Les femmes en politique

Les femmes de Terre-Neuve et du Labrador ont obtenu le droit de voter et de se présenter comme candidates aux élections en 1925. Cinq ans plus tard, lady Helena Squires devint la première femme élue à la Chambre d'assemblée. La représentation féminine en politique a depuis augmenté, mais à un rythme lent. Près d'un siècle plus tard, les hommes occupent toujours la majorité écrasante des sièges à tous les ordres de gouvernement. Kathy Dunderdale devint la première femme première ministre élue en 2011, mais lors de cette même élection générale, 40 hommes se virent attribuer un siège à la Chambre d'assemblée sur une possibilité de 48. Il existe un déséquilibre des sexes semblable au sein d'autres assemblées législatives canadiennes.

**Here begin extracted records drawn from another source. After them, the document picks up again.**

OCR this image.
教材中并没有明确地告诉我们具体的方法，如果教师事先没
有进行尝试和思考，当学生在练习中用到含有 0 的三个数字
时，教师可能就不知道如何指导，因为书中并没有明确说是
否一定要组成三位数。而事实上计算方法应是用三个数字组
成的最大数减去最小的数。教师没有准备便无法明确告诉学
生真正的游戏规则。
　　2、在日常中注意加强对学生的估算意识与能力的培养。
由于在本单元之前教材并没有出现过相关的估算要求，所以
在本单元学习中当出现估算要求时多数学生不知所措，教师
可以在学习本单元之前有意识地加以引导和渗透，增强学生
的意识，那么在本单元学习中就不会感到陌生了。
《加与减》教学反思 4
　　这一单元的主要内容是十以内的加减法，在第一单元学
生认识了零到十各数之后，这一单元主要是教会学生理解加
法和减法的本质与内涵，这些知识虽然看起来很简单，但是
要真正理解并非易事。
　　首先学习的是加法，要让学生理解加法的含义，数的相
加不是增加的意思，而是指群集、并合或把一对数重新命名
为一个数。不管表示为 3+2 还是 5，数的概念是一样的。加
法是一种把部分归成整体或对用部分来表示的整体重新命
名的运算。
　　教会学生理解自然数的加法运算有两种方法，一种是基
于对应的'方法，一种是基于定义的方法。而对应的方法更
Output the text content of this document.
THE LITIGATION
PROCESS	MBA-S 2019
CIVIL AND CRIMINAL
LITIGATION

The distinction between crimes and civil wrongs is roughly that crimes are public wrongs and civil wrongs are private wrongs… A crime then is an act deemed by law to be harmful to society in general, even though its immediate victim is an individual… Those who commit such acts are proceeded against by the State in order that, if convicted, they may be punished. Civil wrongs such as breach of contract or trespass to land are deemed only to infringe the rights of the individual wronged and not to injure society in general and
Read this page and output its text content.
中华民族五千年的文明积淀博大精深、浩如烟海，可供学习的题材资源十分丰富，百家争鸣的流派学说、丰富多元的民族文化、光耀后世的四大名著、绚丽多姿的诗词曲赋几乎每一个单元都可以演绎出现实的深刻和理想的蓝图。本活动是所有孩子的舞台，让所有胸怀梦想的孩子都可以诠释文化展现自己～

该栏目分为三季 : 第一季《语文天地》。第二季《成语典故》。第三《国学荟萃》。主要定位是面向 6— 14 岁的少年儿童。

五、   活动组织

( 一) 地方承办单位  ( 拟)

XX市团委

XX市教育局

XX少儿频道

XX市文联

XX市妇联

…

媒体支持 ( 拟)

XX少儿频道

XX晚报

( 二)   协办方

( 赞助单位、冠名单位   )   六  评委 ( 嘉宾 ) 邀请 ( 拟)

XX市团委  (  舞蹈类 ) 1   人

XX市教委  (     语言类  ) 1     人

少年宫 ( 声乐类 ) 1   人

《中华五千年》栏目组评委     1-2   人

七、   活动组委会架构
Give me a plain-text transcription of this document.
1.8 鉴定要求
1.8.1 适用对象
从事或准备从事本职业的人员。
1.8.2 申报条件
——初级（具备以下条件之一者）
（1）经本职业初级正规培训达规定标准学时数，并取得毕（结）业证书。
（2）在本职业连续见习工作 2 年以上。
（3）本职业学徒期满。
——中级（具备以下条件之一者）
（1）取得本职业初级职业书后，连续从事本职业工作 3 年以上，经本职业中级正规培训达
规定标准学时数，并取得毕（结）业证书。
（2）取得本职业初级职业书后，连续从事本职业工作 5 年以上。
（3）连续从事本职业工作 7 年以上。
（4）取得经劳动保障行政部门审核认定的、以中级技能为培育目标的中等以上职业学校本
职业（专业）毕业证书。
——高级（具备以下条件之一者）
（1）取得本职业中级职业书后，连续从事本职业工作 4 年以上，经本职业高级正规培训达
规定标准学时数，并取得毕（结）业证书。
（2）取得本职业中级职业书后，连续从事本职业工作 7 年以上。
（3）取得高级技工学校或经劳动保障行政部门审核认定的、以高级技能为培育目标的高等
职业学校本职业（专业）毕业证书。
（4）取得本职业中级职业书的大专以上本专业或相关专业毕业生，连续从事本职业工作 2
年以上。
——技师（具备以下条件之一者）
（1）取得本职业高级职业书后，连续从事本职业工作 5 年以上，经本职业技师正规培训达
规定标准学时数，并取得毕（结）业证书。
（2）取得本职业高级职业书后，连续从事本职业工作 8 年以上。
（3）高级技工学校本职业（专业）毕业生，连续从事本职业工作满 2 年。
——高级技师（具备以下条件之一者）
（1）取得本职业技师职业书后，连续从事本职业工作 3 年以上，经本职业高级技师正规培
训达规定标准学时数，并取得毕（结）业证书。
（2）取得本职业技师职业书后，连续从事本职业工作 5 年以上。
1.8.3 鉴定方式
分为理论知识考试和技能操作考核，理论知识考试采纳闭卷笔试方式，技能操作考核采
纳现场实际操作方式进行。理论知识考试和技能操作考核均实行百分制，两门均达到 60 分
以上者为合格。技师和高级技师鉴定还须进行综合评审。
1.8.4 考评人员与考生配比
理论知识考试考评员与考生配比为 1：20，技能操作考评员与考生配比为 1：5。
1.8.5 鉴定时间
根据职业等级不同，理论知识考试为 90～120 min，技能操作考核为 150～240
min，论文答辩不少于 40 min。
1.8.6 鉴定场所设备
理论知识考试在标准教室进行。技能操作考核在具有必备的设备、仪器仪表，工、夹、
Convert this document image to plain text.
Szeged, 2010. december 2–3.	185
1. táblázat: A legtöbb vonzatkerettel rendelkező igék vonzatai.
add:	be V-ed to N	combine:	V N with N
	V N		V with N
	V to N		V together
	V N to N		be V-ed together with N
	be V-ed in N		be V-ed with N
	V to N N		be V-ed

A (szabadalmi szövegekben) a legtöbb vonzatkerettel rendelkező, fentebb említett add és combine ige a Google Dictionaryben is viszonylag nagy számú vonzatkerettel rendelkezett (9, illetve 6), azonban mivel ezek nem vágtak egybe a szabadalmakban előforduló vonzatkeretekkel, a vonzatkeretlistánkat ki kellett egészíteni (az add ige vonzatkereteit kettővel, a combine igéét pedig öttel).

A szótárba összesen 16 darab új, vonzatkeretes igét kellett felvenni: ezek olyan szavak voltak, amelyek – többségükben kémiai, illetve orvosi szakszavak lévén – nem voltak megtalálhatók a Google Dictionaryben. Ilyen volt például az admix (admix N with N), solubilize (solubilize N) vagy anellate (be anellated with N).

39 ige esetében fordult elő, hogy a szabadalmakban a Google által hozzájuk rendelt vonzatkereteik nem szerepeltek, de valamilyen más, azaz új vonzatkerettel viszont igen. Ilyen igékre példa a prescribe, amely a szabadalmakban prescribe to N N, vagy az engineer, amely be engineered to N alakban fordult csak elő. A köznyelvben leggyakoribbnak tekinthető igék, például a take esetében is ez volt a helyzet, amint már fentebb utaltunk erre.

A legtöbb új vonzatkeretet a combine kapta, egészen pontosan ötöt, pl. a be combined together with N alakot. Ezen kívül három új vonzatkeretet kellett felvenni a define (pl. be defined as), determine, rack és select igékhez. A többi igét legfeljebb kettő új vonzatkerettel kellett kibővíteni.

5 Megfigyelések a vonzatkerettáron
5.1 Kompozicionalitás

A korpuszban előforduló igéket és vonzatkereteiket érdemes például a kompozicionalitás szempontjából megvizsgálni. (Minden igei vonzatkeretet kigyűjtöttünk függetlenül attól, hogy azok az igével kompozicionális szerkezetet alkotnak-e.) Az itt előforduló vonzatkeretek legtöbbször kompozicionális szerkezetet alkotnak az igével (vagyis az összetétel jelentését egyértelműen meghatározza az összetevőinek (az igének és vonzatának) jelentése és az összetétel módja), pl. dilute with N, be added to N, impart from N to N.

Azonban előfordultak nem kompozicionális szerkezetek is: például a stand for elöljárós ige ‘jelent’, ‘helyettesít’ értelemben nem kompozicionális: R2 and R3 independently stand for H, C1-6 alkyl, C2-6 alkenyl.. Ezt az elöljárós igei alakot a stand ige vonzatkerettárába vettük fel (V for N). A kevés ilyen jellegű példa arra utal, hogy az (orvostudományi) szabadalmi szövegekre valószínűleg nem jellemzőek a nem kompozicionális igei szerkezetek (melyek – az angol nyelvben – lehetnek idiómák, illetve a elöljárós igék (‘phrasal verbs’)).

Le mouvement des suffragettes

Le mouvement des suffragettes a connu un immense succès à l'échelle internationale vers la fin du 19e siècle et le début du 20e siècle. Les femmes ont obtenu le droit de vote en Nouvelle-Zélande en 1893, en Australie en 1902, en Grande-Bretagne et au Canada en 1918 et aux États-Unis en 1920. Après un combat acharné de plusieurs décennies, les femmes de Terre-Neuve et du Labrador ont acquis elles aussi le droit de voter et de se présenter comme candidates aux élections le 3 avril 1925. Bien que considérable, cette victoire était incomplète : les hommes pouvaient voter à l'âge de 21 ans, mais les femmes, quant à elles, devaient être âgées de 25 ans.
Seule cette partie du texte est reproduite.